ML model to predict the Heating, ventilation, and air conditioning (HVAC) system behavior.
This is my solution for a "Technical Session" interview at some company... 🙂
Task Description
Attached are 4 .pkl files containing time series of exogenous influence variables, sensor data and control actions of a simulated HVAC system in form of Pandas DataFrames. Specifically, the files with the suffix "_exogenous" each contain one month of quarter-hourly timeseries relating to outdoor temperature, solar irradiance, and occupancy of the room whose temperature the HVAC system controls. The files with the suffix "_system" contain correspondingly aligned time series for the room temperature, temperatures of the water circuits of the connected boiler, temperatures of the supply air at different measuring points, a setpoint and two actuator state values as well as the delta of the gas consumption.

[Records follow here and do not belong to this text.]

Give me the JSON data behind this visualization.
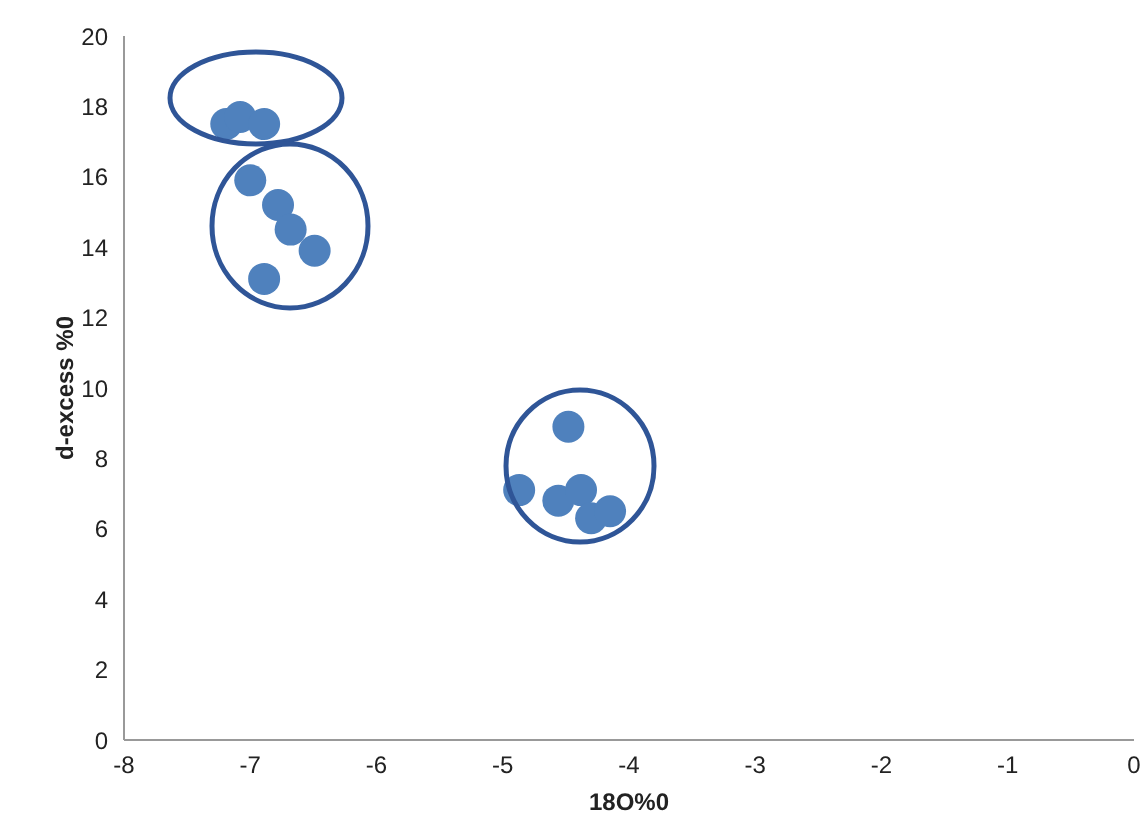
{
  "chart_data": {
    "type": "scatter",
    "xlabel": "18O%0",
    "ylabel": "d-excess %0",
    "x": [
      -7.19,
      -7.08,
      -6.89,
      -7.0,
      -6.78,
      -6.68,
      -6.49,
      -6.89,
      -4.48,
      -4.87,
      -4.56,
      -4.38,
      -4.3,
      -4.15
    ],
    "series": [
      {
        "color": "#4f81bd",
        "values": [
          17.5,
          17.7,
          17.5,
          15.9,
          15.2,
          14.5,
          13.9,
          13.1,
          8.9,
          7.1,
          6.8,
          7.1,
          6.3,
          6.5
        ]
      }
    ],
    "xlim": [
      -8,
      0
    ],
    "xticks": [
      -8,
      -7,
      -6,
      -5,
      -4,
      -3,
      -2,
      -1,
      0
    ],
    "ylim": [
      0,
      20
    ],
    "yticks": [
      0,
      2,
      4,
      6,
      8,
      10,
      12,
      14,
      16,
      18,
      20
    ],
    "grid": false,
    "legend": false,
    "marker": "circle"
  }
}
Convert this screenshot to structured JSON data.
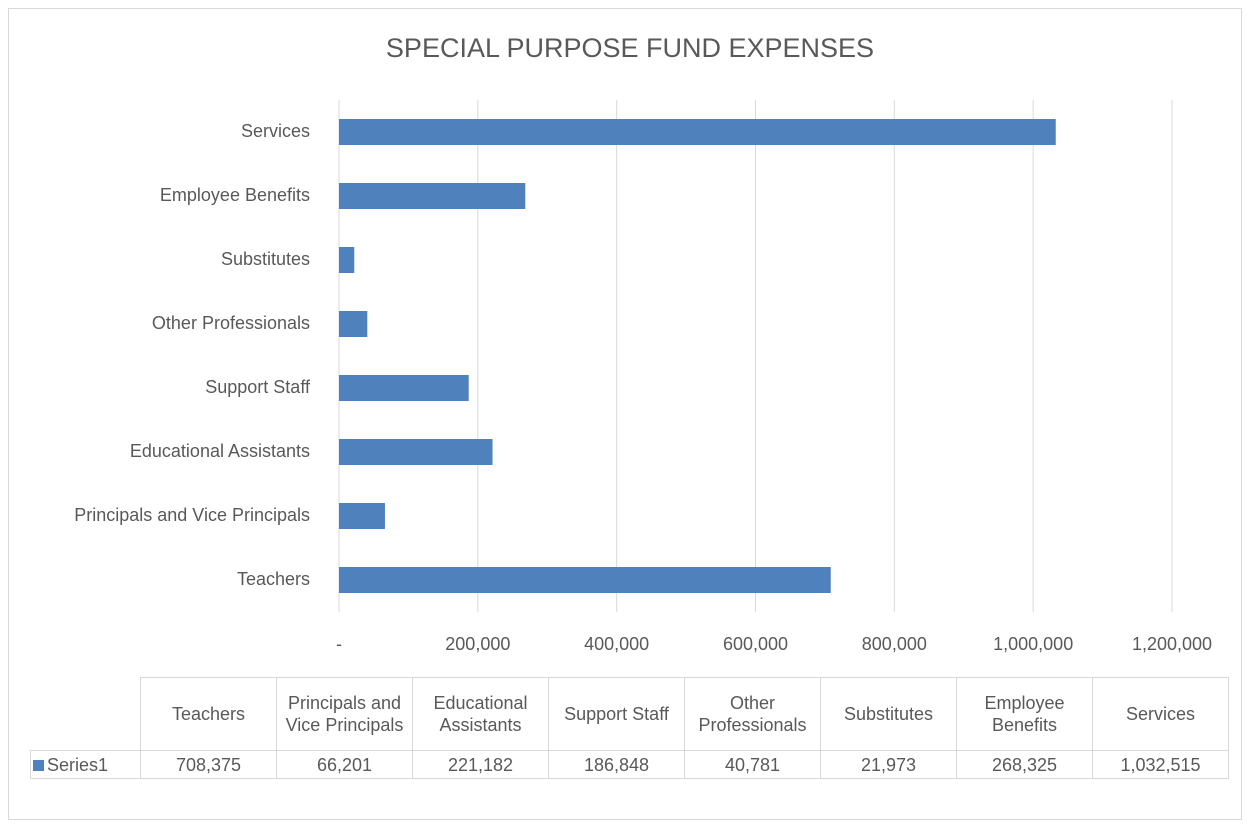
{
  "chart_data": {
    "type": "bar",
    "orientation": "horizontal",
    "title": "SPECIAL PURPOSE FUND EXPENSES",
    "categories": [
      "Teachers",
      "Principals and Vice Principals",
      "Educational Assistants",
      "Support Staff",
      "Other Professionals",
      "Substitutes",
      "Employee Benefits",
      "Services"
    ],
    "series": [
      {
        "name": "Series1",
        "color": "#4f81bd",
        "values": [
          708375,
          66201,
          221182,
          186848,
          40781,
          21973,
          268325,
          1032515
        ],
        "value_labels": [
          "708,375",
          "66,201",
          "221,182",
          "186,848",
          "40,781",
          "21,973",
          "268,325",
          "1,032,515"
        ]
      }
    ],
    "xlim": [
      0,
      1200000
    ],
    "xticks": [
      {
        "value": 0,
        "label": "-"
      },
      {
        "value": 200000,
        "label": "200,000"
      },
      {
        "value": 400000,
        "label": "400,000"
      },
      {
        "value": 600000,
        "label": "600,000"
      },
      {
        "value": 800000,
        "label": "800,000"
      },
      {
        "value": 1000000,
        "label": "1,000,000"
      },
      {
        "value": 1200000,
        "label": "1,200,000"
      }
    ],
    "grid": true,
    "data_table": true
  }
}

We now assume that today is the 31.03.2017 and the time series in the files with "train" in the name - which are from March 2017 - are known, while the time series in the file "hvac_simulation_test_exogenous.pkl" contain exact predictions of temperature, solar irradiance and occupancy of the room for April 2017.
To demonstrate your practical skills, you should now try to predict the values of the time series in the file "hvac_simulation_test_system.pkl" for all 30 days of April per day individually and as best as possible using the time series in "hvac_simulation_test_exogenous.pkl" . "Per day individually" means that in order to predict e.g. the data from "hvac_simulation_test_system.pkl" for day 3 in April, you may only use that data from "hvac_simulation_test_exogenous.pkl" as input for the model, which has a timestamp >= 2017-04-03 00:00:00 and <= 2017-04-03 23:45:00.
To train the model you can use - without restriction - all data from "hvac_simulation_train_exogenous.pkl" and "hvac_simulation_train_system.pkl".